A planned 350-ton lift of a cut bridge section that had been planned for Monday is still pending, Coast Guard 5th District commander Rear Adm. Shannon Gilbreath told reporters Wednesday, because of inclement weather. The responders plan to resume that operation as soon as dry conditions return.
A separate team is standing by to begin lightering off some of the undamaged containers aboard the boxship Dali. The vessel's bow is entangled with the bridge wreckage, and about one dozen boxes were crushed by the falling span. The unaffected containers in this area will be hoisted off and delivered to the pier at Tradepoint Atlantic so that salvors will have room to work on Dali's bow. However, crane operations for lightering are also delayed for reasons of weather.
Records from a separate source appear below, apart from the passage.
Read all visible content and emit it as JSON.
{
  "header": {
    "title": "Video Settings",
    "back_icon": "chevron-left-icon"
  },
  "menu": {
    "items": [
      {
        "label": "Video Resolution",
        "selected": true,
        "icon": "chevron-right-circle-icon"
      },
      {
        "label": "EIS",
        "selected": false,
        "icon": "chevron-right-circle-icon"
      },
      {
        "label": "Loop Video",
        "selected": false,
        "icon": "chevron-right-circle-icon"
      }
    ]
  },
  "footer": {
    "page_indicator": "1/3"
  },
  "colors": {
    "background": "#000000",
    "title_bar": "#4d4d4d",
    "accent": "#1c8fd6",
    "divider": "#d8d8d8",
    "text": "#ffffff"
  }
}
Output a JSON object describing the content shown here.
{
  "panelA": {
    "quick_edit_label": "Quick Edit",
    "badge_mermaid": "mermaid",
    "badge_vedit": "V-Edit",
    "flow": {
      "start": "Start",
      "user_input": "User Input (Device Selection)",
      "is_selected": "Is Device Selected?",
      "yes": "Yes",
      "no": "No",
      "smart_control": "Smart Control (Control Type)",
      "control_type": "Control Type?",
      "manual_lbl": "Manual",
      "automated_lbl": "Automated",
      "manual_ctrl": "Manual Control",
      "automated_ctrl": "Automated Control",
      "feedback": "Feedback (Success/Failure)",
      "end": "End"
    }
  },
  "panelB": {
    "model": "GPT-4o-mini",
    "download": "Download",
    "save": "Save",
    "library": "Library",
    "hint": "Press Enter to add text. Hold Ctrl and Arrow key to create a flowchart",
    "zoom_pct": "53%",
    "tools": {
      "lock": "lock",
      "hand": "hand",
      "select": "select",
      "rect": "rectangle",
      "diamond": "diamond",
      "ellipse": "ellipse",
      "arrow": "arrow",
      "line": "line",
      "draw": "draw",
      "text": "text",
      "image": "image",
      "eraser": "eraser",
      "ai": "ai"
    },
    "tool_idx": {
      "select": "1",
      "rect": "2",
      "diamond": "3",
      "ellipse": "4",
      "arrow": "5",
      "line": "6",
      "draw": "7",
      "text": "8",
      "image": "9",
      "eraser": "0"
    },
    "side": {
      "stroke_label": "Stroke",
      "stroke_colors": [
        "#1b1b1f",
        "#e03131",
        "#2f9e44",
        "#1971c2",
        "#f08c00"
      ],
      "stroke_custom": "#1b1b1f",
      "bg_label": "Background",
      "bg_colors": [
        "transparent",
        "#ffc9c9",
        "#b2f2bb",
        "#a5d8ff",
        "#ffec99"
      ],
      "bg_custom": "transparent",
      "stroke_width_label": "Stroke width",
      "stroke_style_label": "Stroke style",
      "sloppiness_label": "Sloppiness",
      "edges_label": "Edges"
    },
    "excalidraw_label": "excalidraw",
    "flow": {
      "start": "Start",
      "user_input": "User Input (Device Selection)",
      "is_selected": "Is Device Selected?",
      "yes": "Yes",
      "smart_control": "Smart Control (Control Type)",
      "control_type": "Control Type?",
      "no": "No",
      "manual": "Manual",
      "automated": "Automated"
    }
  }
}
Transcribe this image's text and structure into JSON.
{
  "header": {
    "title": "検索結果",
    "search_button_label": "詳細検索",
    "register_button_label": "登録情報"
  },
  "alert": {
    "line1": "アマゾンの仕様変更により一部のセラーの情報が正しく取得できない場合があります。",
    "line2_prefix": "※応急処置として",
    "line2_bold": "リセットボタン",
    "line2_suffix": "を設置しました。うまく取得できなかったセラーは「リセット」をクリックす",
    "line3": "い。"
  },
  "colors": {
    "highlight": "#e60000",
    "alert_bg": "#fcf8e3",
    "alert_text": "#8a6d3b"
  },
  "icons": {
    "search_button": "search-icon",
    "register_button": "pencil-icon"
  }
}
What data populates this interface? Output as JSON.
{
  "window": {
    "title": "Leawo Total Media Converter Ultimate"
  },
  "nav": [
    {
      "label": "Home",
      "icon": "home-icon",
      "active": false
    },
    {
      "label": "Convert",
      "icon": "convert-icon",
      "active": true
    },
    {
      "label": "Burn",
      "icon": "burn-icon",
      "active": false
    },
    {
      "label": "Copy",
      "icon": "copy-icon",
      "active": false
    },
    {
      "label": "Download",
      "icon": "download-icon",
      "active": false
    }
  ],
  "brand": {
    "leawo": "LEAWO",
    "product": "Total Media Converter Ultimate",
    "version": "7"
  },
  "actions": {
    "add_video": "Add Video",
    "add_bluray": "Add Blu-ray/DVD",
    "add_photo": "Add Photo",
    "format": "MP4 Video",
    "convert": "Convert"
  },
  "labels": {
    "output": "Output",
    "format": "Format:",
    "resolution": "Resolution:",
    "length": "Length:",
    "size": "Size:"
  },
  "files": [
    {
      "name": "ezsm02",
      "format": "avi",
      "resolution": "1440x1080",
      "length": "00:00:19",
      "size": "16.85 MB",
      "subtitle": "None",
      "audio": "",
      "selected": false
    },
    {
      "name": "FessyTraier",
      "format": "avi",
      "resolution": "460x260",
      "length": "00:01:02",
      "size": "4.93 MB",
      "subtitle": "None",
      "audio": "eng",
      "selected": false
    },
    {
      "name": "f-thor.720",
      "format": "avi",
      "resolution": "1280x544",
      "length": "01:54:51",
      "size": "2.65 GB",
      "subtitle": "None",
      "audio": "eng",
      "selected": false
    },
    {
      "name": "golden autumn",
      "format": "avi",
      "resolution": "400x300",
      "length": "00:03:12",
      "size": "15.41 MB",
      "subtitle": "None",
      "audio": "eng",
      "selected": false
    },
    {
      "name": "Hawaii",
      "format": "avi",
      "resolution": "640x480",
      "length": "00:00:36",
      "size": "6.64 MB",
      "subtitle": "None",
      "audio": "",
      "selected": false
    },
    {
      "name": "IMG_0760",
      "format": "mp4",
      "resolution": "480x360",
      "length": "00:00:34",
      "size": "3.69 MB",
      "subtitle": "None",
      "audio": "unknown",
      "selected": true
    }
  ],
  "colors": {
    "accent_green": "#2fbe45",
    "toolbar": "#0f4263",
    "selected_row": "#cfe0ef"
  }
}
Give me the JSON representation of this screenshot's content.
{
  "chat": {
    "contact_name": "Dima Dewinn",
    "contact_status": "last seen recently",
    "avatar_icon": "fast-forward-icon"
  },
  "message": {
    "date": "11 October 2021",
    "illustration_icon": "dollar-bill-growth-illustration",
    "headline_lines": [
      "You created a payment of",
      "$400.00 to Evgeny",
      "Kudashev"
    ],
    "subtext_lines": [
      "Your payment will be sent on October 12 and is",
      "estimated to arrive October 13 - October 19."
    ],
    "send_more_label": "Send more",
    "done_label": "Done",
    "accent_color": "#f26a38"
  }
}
Dive operations have also been periodically interrupted because of thunderstorms, given the risk from lightning strikes, but will resume as soon as conditions allow.
One of the unified command's first major actions was to reopen two temporary shipping channels. Eight vessels (tugs and barge tows) have used the channels so far, Gilbreath said. The two designated lanes are shallow, and will not be usable for oceangoing merchant ships; the full-scale resumption of shipping will have to wait until the clearance of the main channel.
In good news for the river and the local community, water testing has shown no signs of fuel contamination or other pollution so far, according to the Baltimore Sun. Monitoring continues at the site, and booms are in place around the container ship as a precautionary measure.
President Joe Biden is scheduled to visit Baltimore and tour the site on Friday, his first trip to the city since the casualty occurred.